Defensive line coach Mike Trgovac said his gut feeling was that the only team the Packers faced this year that was more run-oriented was Minnesota, and while the stats might not bear that out, there’s another factor: The 49ers are variable in their run game, using different schemes and personnel groups. The 49ers frequently bring in an extra offensive lineman to run block, a la Mike Sherman’s old U-71 package with Kevin Barry back in the early 2000s.

“Minnesota probably doesn’t have as much variation as they have.

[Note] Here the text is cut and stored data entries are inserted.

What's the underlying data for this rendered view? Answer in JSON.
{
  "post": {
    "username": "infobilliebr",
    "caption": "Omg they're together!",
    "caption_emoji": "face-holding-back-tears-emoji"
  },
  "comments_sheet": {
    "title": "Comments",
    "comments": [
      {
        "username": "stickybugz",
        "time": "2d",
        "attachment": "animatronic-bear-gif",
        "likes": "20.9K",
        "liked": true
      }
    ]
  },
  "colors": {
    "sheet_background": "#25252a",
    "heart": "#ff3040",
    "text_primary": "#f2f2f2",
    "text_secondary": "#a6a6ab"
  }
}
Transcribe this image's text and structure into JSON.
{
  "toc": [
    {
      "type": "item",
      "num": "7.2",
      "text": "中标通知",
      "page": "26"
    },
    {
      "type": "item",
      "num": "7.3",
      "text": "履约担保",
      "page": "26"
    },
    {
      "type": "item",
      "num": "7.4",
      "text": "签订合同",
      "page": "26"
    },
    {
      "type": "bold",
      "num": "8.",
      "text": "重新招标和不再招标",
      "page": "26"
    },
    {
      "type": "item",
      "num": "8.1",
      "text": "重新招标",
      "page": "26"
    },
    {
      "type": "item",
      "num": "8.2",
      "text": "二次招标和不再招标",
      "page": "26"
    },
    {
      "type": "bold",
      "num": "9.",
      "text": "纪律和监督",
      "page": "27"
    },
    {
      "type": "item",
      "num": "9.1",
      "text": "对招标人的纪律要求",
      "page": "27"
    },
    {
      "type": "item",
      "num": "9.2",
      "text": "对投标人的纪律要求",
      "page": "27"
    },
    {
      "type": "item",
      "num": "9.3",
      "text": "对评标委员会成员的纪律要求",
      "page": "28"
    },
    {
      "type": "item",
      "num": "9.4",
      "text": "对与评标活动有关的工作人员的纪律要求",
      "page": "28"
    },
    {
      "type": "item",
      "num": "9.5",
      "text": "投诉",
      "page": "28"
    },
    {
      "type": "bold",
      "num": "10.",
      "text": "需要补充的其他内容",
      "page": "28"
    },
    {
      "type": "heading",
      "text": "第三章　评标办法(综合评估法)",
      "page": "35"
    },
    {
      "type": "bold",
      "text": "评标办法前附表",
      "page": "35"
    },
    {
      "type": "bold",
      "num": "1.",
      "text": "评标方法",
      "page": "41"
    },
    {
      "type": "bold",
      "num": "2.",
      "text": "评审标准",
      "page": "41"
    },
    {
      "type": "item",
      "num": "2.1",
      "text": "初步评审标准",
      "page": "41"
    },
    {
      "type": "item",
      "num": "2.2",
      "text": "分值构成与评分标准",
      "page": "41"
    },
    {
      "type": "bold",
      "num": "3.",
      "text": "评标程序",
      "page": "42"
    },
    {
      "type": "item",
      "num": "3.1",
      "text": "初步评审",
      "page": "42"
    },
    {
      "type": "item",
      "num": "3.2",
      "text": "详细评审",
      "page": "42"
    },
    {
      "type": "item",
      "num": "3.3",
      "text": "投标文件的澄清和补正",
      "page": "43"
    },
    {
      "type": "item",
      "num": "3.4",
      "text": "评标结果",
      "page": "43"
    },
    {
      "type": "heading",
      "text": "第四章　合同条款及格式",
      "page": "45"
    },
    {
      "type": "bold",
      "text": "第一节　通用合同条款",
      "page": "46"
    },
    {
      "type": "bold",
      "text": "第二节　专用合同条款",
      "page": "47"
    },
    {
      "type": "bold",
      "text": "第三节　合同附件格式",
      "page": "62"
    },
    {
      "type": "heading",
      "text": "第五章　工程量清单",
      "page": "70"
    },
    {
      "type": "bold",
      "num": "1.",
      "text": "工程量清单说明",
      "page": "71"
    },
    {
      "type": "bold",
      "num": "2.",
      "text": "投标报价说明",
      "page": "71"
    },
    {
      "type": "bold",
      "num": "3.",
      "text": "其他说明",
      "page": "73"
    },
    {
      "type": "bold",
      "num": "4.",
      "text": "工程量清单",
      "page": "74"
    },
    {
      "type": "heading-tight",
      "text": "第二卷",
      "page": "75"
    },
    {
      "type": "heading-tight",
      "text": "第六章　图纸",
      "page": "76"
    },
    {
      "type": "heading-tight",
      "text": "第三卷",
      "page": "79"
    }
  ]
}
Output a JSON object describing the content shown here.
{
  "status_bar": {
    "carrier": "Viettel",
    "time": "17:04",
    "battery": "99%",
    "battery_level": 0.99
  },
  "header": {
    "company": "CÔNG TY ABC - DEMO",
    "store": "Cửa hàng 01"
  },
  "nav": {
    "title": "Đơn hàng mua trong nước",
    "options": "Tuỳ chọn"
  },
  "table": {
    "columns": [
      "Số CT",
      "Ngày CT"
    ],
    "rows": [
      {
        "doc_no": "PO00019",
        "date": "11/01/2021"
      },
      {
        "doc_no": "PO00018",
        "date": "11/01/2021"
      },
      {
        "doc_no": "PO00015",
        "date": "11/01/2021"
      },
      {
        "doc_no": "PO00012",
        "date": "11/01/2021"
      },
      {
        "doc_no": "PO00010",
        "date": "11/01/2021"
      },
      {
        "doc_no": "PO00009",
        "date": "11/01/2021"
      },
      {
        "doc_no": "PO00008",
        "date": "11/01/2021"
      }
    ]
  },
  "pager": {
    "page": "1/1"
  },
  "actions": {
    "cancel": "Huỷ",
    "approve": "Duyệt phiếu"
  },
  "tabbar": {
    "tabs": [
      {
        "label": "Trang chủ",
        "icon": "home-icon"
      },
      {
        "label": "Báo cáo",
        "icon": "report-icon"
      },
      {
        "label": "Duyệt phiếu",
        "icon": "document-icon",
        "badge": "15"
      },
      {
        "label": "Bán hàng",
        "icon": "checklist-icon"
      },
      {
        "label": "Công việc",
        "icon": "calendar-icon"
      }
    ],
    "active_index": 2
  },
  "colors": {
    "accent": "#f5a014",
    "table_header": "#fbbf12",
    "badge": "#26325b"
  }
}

Minnesota just runs that I-back and lets [Adrian Peterson] take over,” Trgovac said. “They have a lot of different variations and they’ve got a guy holding the ball that can run.

“Against this team, you have to let your instincts take over because they give you a lot of different stuff. They’re a power team. They’re an option team. They run misdirections. They’ll run the fullback plays and they’ll run the counter plays, so you just have to let your instincts take over because they do a lot of stuff running the ball.”

Let’s not forget that Kaepernick is certainly capable of running like crazy, as evidenced by his 181-yard effort in the Packers’ NFC Divisional Playoff loss last year. This year, Kaepernick finished the regular season having run 92 times on designed runs and scrambles for 524 yards (5.7-yard average), including seven attempts for only 22 yards in the season opener.

“It’s tough. It’s tough. We take away him running and he’ll beat you throwing,” veteran defensive tackle Ryan Pickett said. “Dual-threat quarterbacks are always a defense’s nightmare. It’s going to be tough but we feel confident in our game plan and what we have in store.”